減衰してゆく音が聴こえなくなる、とは、音量が0になることではなくて、音量でノイズのバックグラウンドを下回る、ということ。

こういうスレッショルドを1本設定することで初めて、「音場感」「レンジ感」が生まれ、音に「奥行き」を感じるようになる。

 

減衰する音は、「消える」のではなく、スレッショルドの向こう側に「還ってゆく」。

 

 

音量の大小や音楽的な強弱だけでは「奥行き」は生まれない。

私はオーディオのことは全く判らないが、「原音再生」幻想とかあるのかな?

でも、やはりオーディオの命題のひとつなのであろう「S/N比の最大化」は、これと矛盾するのではないか?

オーディオ的に理想的なS/N比最大の空間は、抽象的で、原音再生どころか、現実の音場とはかけ離れてる。

さっき言った、音が向こう側に「還ってゆく」という感覚は、なにやら「いのちの循環」のメタファーめくけれども、こういう意味付けも、オーディオ抽象空間の中では不可能だ。

 

そもそも音に耳を澄ます行為は、環境の中から音を聴き分ける、「いのち」に直結する行為だった。

音場の「奥行き」の中で、特定の音との間合いを測る。

「奥行き」を度外視した「大小」「強弱」だけでは、私たちは音を評価することができない。

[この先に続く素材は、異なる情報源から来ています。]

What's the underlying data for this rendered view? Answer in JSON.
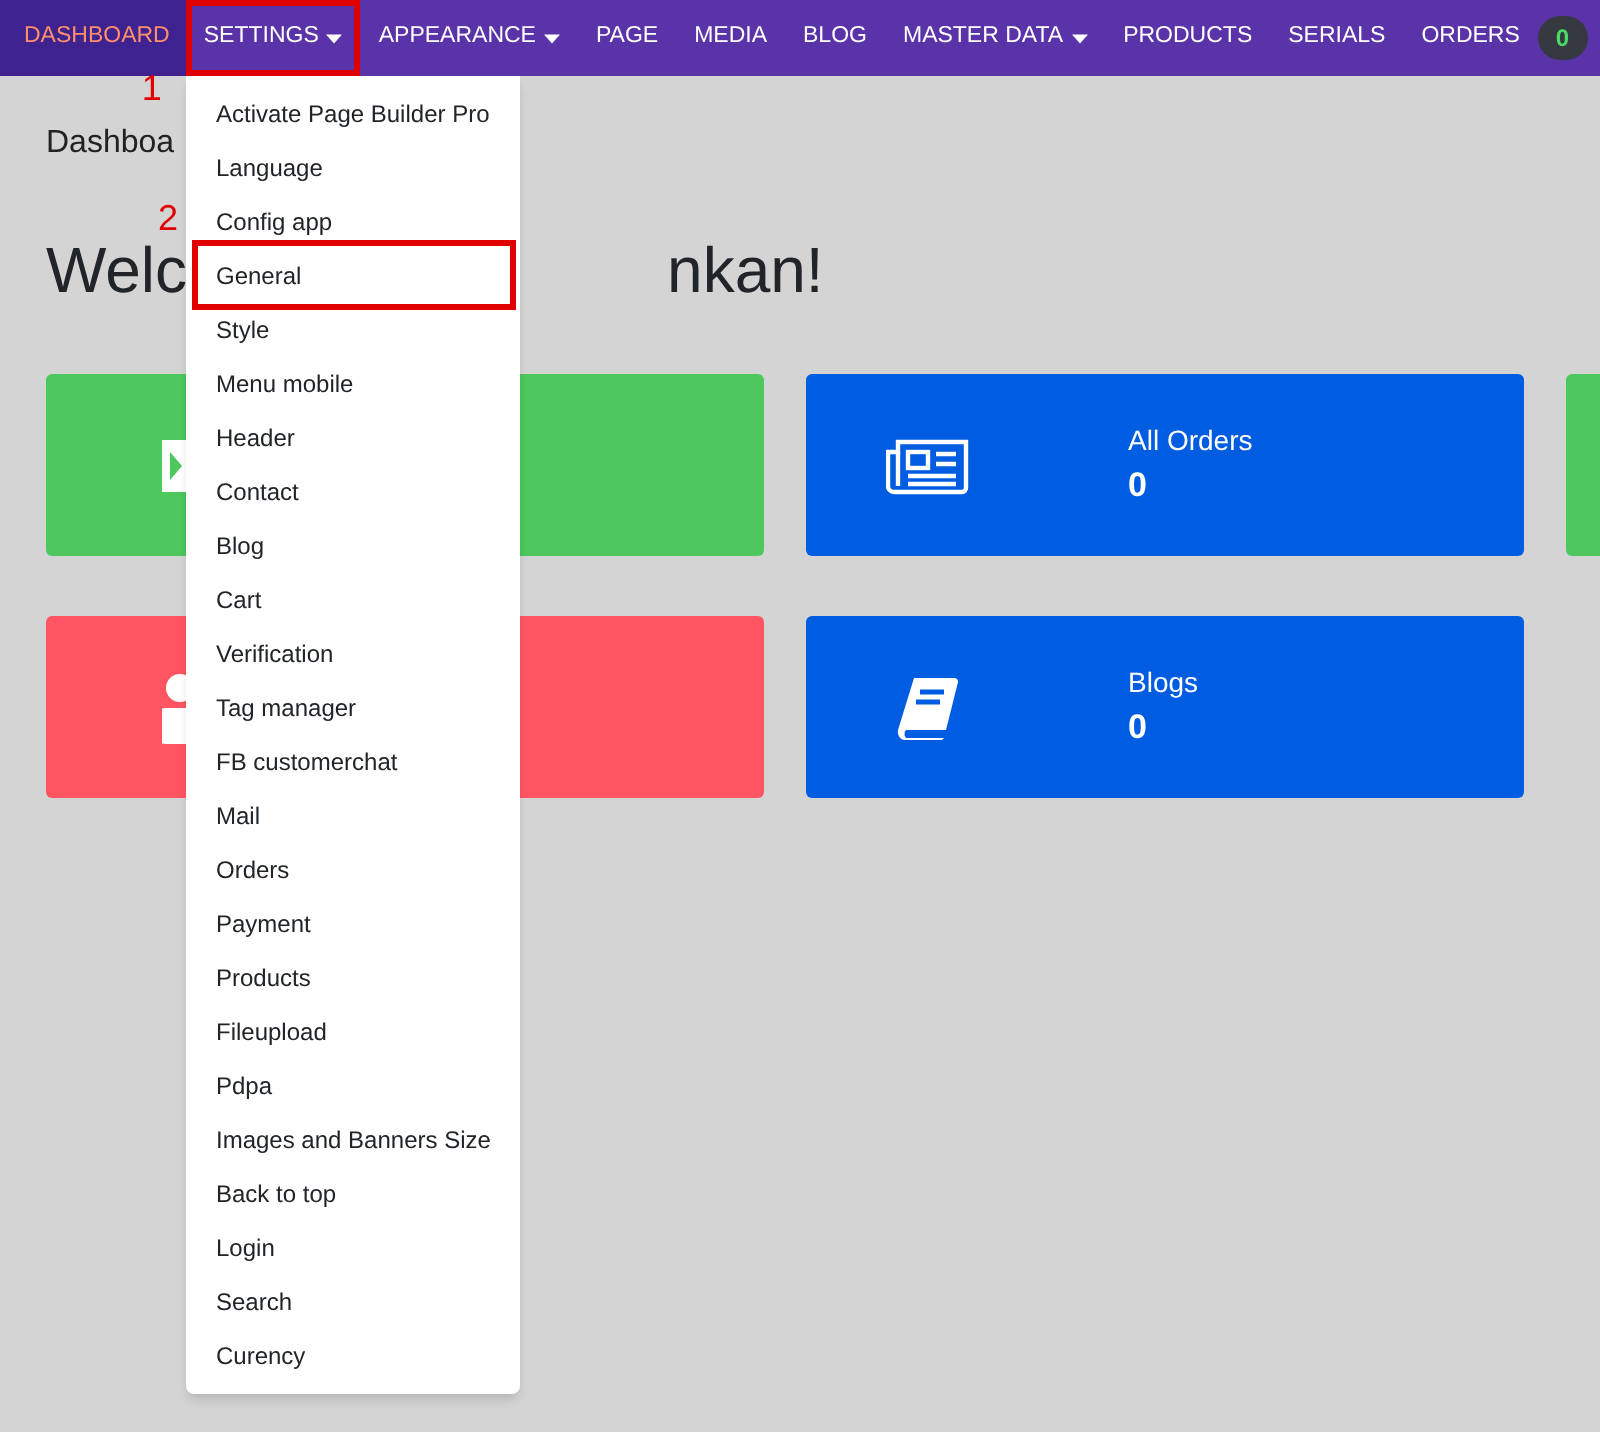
{
  "nav": {
    "items": [
      {
        "label": "DASHBOARD",
        "kind": "brand",
        "dropdown": false,
        "highlighted": false
      },
      {
        "label": "SETTINGS",
        "kind": "link",
        "dropdown": true,
        "highlighted": true,
        "marker": "1"
      },
      {
        "label": "APPEARANCE",
        "kind": "link",
        "dropdown": true,
        "highlighted": false
      },
      {
        "label": "PAGE",
        "kind": "link",
        "dropdown": false,
        "highlighted": false
      },
      {
        "label": "MEDIA",
        "kind": "link",
        "dropdown": false,
        "highlighted": false
      },
      {
        "label": "BLOG",
        "kind": "link",
        "dropdown": false,
        "highlighted": false
      },
      {
        "label": "MASTER DATA",
        "kind": "link",
        "dropdown": true,
        "highlighted": false
      },
      {
        "label": "PRODUCTS",
        "kind": "link",
        "dropdown": false,
        "highlighted": false
      },
      {
        "label": "SERIALS",
        "kind": "link",
        "dropdown": false,
        "highlighted": false
      },
      {
        "label": "ORDERS",
        "kind": "link",
        "dropdown": false,
        "highlighted": false,
        "badge": "0"
      }
    ]
  },
  "settings_menu": {
    "items": [
      {
        "label": "Activate Page Builder Pro",
        "highlighted": false
      },
      {
        "label": "Language",
        "highlighted": false
      },
      {
        "label": "Config app",
        "highlighted": false
      },
      {
        "label": "General",
        "highlighted": true,
        "marker": "2"
      },
      {
        "label": "Style",
        "highlighted": false
      },
      {
        "label": "Menu mobile",
        "highlighted": false
      },
      {
        "label": "Header",
        "highlighted": false
      },
      {
        "label": "Contact",
        "highlighted": false
      },
      {
        "label": "Blog",
        "highlighted": false
      },
      {
        "label": "Cart",
        "highlighted": false
      },
      {
        "label": "Verification",
        "highlighted": false
      },
      {
        "label": "Tag manager",
        "highlighted": false
      },
      {
        "label": "FB customerchat",
        "highlighted": false
      },
      {
        "label": "Mail",
        "highlighted": false
      },
      {
        "label": "Orders",
        "highlighted": false
      },
      {
        "label": "Payment",
        "highlighted": false
      },
      {
        "label": "Products",
        "highlighted": false
      },
      {
        "label": "Fileupload",
        "highlighted": false
      },
      {
        "label": "Pdpa",
        "highlighted": false
      },
      {
        "label": "Images and Banners Size",
        "highlighted": false
      },
      {
        "label": "Back to top",
        "highlighted": false
      },
      {
        "label": "Login",
        "highlighted": false
      },
      {
        "label": "Search",
        "highlighted": false
      },
      {
        "label": "Curency",
        "highlighted": false
      }
    ]
  },
  "breadcrumb": "Dashboa",
  "welcome": {
    "start": "Welc",
    "end": "nkan!"
  },
  "cards": [
    [
      {
        "color": "#4cc85c",
        "kind": "partial"
      },
      {
        "color": "#005ce0",
        "kind": "newspaper",
        "title": "All Orders",
        "value": "0"
      },
      {
        "color": "#4cc85c",
        "kind": "none"
      }
    ],
    [
      {
        "color": "#ff5563",
        "kind": "partial-user"
      },
      {
        "color": "#005ce0",
        "kind": "book",
        "title": "Blogs",
        "value": "0"
      }
    ]
  ]
}
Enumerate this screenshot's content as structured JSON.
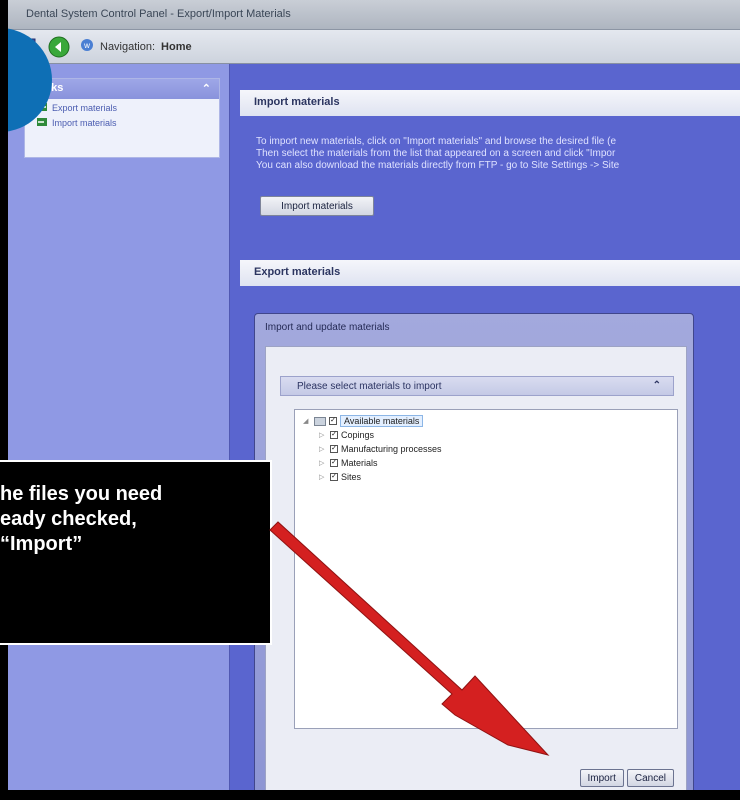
{
  "window": {
    "title": "Dental System Control Panel - Export/Import Materials"
  },
  "toolbar": {
    "navigation_label": "Navigation:",
    "navigation_value": "Home"
  },
  "sidebar": {
    "tasks_title": "Tasks",
    "items": [
      {
        "label": "Export materials",
        "icon": "export-icon"
      },
      {
        "label": "Import materials",
        "icon": "import-icon"
      }
    ]
  },
  "import_section": {
    "title": "Import materials",
    "lines": [
      "To import new materials, click on \"Import materials\" and browse the desired file (e",
      "Then select the materials from the list that appeared on a screen and click \"Impor",
      "You can also download the materials directly from FTP - go to Site Settings -> Site"
    ],
    "button_label": "Import materials"
  },
  "export_section": {
    "title": "Export materials"
  },
  "dialog": {
    "title": "Import and update materials",
    "subheader": "Please select materials to import",
    "tree": {
      "root": "Available materials",
      "children": [
        "Copings",
        "Manufacturing processes",
        "Materials",
        "Sites"
      ]
    },
    "import_button": "Import",
    "cancel_button": "Cancel"
  },
  "callout": {
    "lines": [
      "he files you need",
      "eady checked,",
      "“Import”"
    ]
  },
  "colors": {
    "background_blue": "#5a65cf",
    "arrow_red": "#d42020",
    "callout_bg": "#000000"
  }
}
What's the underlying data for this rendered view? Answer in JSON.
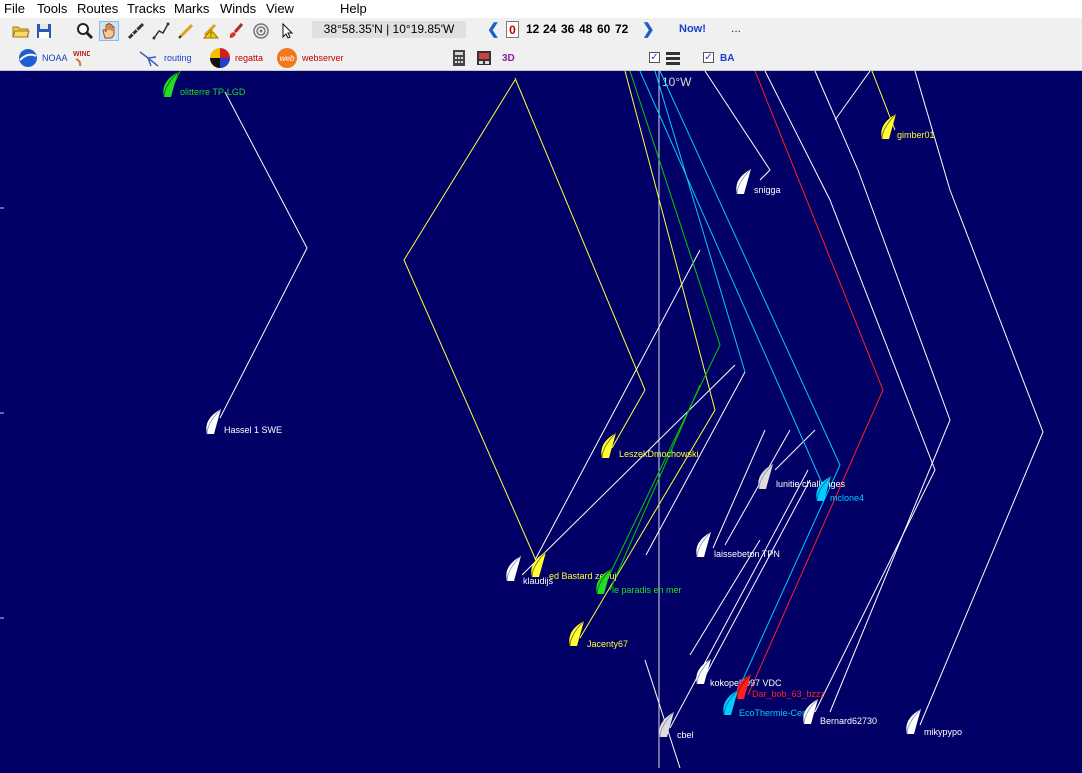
{
  "menu": {
    "items": [
      "File",
      "Tools",
      "Routes",
      "Tracks",
      "Marks",
      "Winds",
      "View",
      "Help"
    ]
  },
  "toolbar": {
    "icons": [
      "open-folder-icon",
      "save-icon",
      "zoom-icon",
      "hand-icon",
      "ruler-icon",
      "route-icon",
      "pencil-icon",
      "erase-warning-icon",
      "paint-brush-icon",
      "target-icon",
      "pointer-icon"
    ],
    "coordinates": "38°58.35'N | 10°19.85'W",
    "time_steps": [
      "0",
      "12",
      "24",
      "36",
      "48",
      "60",
      "72"
    ],
    "selected_step": "0",
    "now_label": "Now!",
    "more_label": "..."
  },
  "toolbar2": {
    "noaa_label": "NOAA",
    "routing_label": "routing",
    "regatta_label": "regatta",
    "webserver_label": "webserver",
    "view3d_label": "3D",
    "ba_label": "BA"
  },
  "map": {
    "meridian_label": "10°W",
    "colors": {
      "sea": "#000066",
      "white": "#ffffff",
      "yellow": "#ffff33",
      "green": "#00cc00",
      "cyan": "#00ccff",
      "red": "#ff2020"
    },
    "boats": [
      {
        "name": "olitterre TP-LGD",
        "color": "#22dd22"
      },
      {
        "name": "gimber01",
        "color": "#ffff33"
      },
      {
        "name": "snigga",
        "color": "#ffffff"
      },
      {
        "name": "Hassel 1 SWE",
        "color": "#ffffff"
      },
      {
        "name": "LeszekDmochowski",
        "color": "#ffff33"
      },
      {
        "name": "lunitie challenges",
        "color": "#ffffff"
      },
      {
        "name": "mclone4",
        "color": "#00ccff"
      },
      {
        "name": "laissebeton TPN",
        "color": "#ffffff"
      },
      {
        "name": "klaudijs",
        "color": "#ffffff"
      },
      {
        "name": "ed Bastard zeouj",
        "color": "#ffff33"
      },
      {
        "name": "le paradis en mer",
        "color": "#22dd22"
      },
      {
        "name": "Jacenty67",
        "color": "#ffff33"
      },
      {
        "name": "kokopelli097 VDC",
        "color": "#ffffff"
      },
      {
        "name": "Dar_bob_63_bzzz",
        "color": "#ff2020"
      },
      {
        "name": "EcoThermie-Centr",
        "color": "#00ccff"
      },
      {
        "name": "Bernard62730",
        "color": "#ffffff"
      },
      {
        "name": "mikypypo",
        "color": "#ffffff"
      },
      {
        "name": "cbel",
        "color": "#ffffff"
      }
    ]
  }
}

音楽についても、「いのち」の原初を忘れて考え進むのは、危険だ。

 

 

敬愛するアッシュさんとのなうでのやりとりで、私が、ガムランのグンデル奏者が「叩くと同時に前の音を左手で押さえて止める、ということを、あの速い演奏の中で1音1音必ずやるのがすごい」と申し上げたのに対して、アッシュさんが

 

「ほんとうにすごいと思います。でも、楽器の構造は、鍵盤(?)を叩いて出る音が長く響くように作られているのですよね?」

 

とご指摘下さって、本当にハッとしたのだった。

さらにアッシュさん、

 

「最後の一音はミュートしないで響くに任せるんでしょうか。」

 

重要なご指摘!そこのところは気になってた気がします!でもはっきりと意識に載せて考え直してなかった。

本質を見抜く方だなあつくづく。

 

それまで1曲を通してあれだけ偏執狂的強迫神経症的に1音1音ミュートして、曲の隅々まで意識のコントロールで支配して、最後の1音は「響くに任せる」。

あの余韻に浸る時の満ち足りた気持ち。

「演奏」と「最後の余韻」、「人為・意識」と「自然」とが、相互に補完して一つの世界を作る、むしろこの「最後の余韻」こそが曲の本体、「演奏」を包摂しこれを成り立たせる大きな世界、なのではないか、とすら。

ガムランの、ときに長大な叙事詩全体の過剰な音の積み上げも、けっきょく最後の1音に至るため、その「減衰」に耳を澄ますためにあるのではないか?とふと思う。